We are currently undergoing a more extensive interview process, with subject
interviews spanning up to 20 hours. We aim to delve deeper in capturing a subject's
life story and experiences with the eventual ability for the subject's digital
version to respond to a much larger scope of questions. The USC ICT Natural
Language Group is further developing technology that automatically parses spoken
questions a user asks the display and searches for the best possible recorded
answer within the video database. More information on the Natural Language Group
can be found here.
What other applications are there for this display?
While the display has many applications, from video games to medical
visualization, we are currently working on a much larger project to record
the 3D testimonies of Holocaust survivors.

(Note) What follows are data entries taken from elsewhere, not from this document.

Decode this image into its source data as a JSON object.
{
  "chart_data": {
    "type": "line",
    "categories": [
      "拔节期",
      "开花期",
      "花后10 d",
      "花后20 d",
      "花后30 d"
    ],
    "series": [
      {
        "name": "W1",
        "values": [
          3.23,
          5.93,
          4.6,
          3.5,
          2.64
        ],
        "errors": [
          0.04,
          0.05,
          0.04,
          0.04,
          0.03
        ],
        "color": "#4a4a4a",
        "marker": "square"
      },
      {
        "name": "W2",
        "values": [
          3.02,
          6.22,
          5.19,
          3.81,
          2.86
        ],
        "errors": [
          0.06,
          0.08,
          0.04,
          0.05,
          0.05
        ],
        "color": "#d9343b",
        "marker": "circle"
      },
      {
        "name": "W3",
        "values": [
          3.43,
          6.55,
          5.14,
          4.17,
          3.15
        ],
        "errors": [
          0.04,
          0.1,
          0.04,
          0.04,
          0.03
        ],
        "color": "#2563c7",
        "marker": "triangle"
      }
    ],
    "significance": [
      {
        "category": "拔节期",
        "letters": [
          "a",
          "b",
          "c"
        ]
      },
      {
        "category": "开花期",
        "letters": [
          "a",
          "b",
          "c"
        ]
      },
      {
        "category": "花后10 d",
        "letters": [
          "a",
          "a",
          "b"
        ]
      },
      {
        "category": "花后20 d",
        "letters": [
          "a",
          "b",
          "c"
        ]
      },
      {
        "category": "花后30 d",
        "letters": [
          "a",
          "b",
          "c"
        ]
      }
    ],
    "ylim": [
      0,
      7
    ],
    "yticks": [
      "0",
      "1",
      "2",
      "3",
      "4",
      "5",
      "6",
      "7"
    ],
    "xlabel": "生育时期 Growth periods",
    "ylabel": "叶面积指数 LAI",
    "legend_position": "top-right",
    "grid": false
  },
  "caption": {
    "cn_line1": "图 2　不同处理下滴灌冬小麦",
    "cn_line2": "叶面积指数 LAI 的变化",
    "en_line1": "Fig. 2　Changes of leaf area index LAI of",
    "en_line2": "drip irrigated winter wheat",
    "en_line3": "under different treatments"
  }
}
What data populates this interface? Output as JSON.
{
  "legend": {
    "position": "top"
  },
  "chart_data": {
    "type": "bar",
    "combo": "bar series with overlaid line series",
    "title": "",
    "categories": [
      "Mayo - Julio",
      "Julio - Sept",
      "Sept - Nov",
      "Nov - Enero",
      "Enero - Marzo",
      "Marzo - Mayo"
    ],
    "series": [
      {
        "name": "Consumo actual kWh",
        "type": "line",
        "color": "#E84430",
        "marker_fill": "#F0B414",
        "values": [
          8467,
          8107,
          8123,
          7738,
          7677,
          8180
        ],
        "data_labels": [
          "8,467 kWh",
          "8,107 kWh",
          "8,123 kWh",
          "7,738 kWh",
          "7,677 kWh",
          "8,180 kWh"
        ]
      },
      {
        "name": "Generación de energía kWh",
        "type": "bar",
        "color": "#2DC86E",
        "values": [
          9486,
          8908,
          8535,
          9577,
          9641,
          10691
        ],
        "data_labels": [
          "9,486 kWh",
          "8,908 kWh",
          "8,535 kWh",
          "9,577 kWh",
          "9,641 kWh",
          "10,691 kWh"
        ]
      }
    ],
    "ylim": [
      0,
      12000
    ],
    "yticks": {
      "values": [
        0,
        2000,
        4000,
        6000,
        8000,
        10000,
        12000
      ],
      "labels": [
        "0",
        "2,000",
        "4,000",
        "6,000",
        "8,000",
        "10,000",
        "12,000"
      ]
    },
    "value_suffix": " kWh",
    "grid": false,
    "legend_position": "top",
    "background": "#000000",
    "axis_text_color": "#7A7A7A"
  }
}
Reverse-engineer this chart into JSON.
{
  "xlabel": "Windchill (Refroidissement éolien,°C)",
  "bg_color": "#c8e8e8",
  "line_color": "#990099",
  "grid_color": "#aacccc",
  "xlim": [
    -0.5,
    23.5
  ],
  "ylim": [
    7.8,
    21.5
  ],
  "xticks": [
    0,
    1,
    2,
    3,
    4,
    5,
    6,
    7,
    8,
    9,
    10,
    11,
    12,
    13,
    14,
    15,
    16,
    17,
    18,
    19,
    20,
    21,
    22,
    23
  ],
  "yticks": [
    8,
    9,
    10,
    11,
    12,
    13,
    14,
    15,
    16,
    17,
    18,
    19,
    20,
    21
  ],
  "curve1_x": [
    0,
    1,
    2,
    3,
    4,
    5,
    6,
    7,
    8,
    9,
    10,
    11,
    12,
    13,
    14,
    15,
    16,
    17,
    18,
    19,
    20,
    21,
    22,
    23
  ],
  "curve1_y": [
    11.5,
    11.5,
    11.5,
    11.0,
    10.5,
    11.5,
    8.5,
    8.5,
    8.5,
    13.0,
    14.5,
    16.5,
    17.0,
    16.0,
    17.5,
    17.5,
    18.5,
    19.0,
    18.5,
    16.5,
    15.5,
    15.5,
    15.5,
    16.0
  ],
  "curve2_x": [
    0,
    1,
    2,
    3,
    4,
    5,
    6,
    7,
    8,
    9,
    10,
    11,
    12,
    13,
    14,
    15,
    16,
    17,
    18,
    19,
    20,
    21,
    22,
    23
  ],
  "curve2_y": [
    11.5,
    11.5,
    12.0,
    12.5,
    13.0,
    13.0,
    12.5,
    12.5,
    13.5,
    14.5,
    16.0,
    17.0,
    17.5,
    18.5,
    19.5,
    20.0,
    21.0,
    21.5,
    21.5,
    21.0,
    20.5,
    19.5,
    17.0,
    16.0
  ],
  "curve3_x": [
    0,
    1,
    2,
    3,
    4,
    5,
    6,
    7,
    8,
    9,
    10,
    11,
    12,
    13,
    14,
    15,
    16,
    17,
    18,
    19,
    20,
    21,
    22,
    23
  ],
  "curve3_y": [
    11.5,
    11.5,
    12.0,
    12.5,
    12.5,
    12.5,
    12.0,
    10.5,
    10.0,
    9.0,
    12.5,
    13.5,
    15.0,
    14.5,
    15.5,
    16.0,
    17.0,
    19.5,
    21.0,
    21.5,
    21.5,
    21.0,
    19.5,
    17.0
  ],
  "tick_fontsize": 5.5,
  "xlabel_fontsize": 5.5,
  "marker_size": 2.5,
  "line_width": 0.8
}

This project, "New Dimensions in
Testimony" or NDT, is a collaboration between the USC Shoah Foundation and
the USC Institute for Creative Technologies, in partnership with exhibit design
firm Conscience Display. NDT combines ICT's Light Stage technology with natural
language processing to allow users to engage with the digital testimonies
conversationally. NDT's goal is to develop interactive 3D exhibits in which
learners can have simulated educational conversations with survivors though
the fourth dimension of time. Years from now, long after the last survivor has
passed on, the New Dimensions in Testimony project can provide a path to enable
youth to listen to a survivor and ask their own questions directly, encouraging
them, each in their own way, to reflect on the deep and meaningful consequences
of the Holocaust. NDT follows the age-old tradition of passing down lessons
through oral storytelling, but with the latest technologies available.